How can we deal with professional pain?

Written by: Robert E. Quinn

In a recent blog, I shared the account of the team leader who was offended by his boss.  He was so enraged that he went “numb.”  He decided that he would resign.  His friend told him that flight was not the answer.  “The only way out, was through.”

A friend of mine, a retired psychiatrist, read the account and felt to share his own experience in dealing with professional pain.  His observations are extraordinary.

It was about year 5 into being a psychiatrist, I was feeling so much pain and dread about certain aspects of my work that I was considering leaving the organization and choosing to work in some other branch of psychiatry or move into another part of medicine. But I did not want to do that. I could hardly do what I needed to do at times because the pain was almost paralyzing. 

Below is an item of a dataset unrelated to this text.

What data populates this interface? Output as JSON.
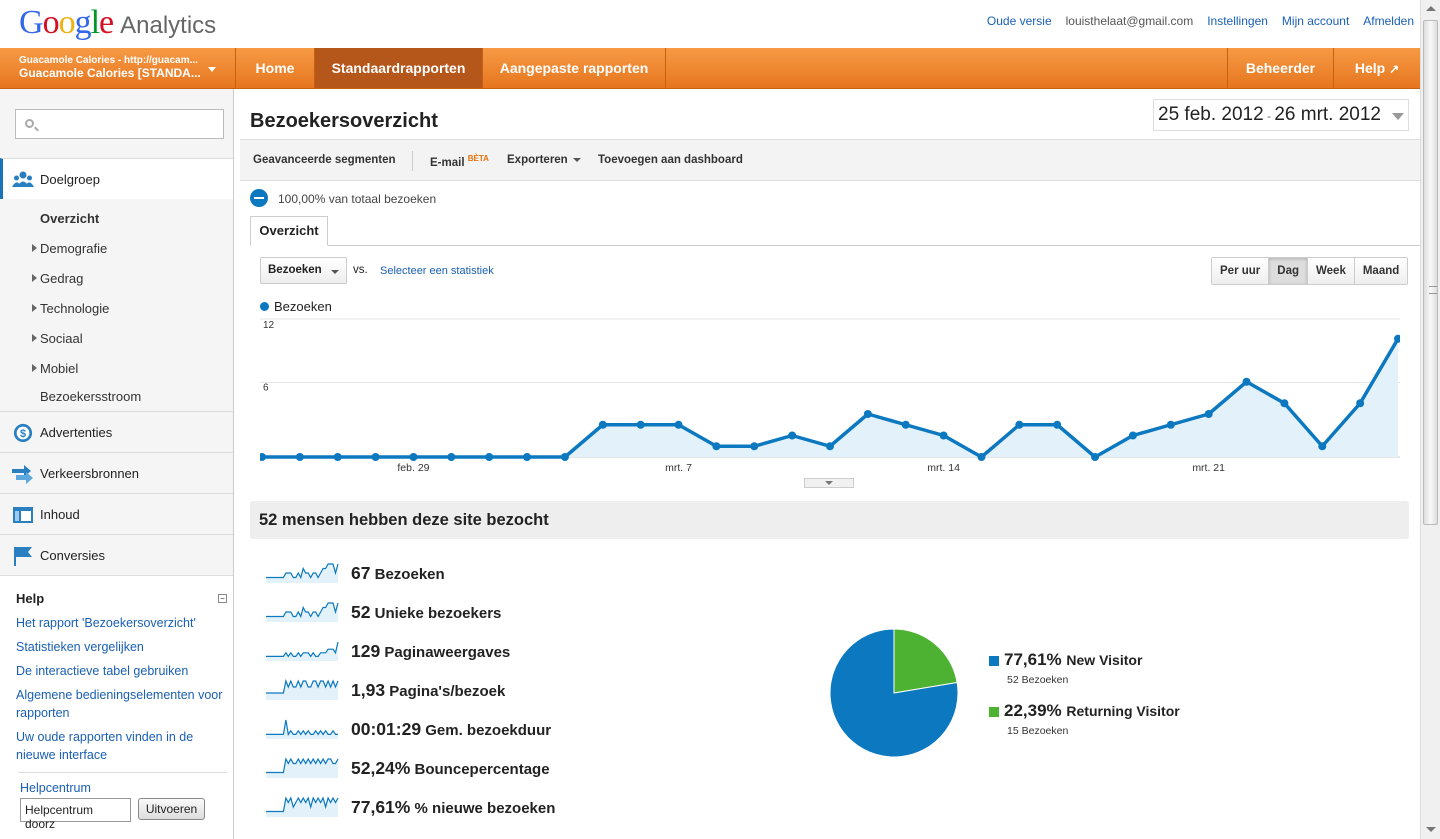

This also happened to me for about a year after the death of my father but at that time I went numb. Going numb is telling yourself, “I don’t care” and trying to live like that to avoid further pain.

In both these instances I sought professional counseling briefly and benefitted from the psychiatrists pointing out to me that I would be useless as a physician if I went numb. I know many physicians who became miserable in their professions because they “went numb” as a protection from the pains of our profession and never “went through the pain” and came out on the other side.

What I was told the second time was extremely simple but helpful. I was counseling with a brilliant psychotherapist. He said in effect, “Your patients are letting you feel their pain. Accept it as a gift, let yourself understand it but then you can let it go and let it pass on while you retain the knowledge and compassion it gave you.”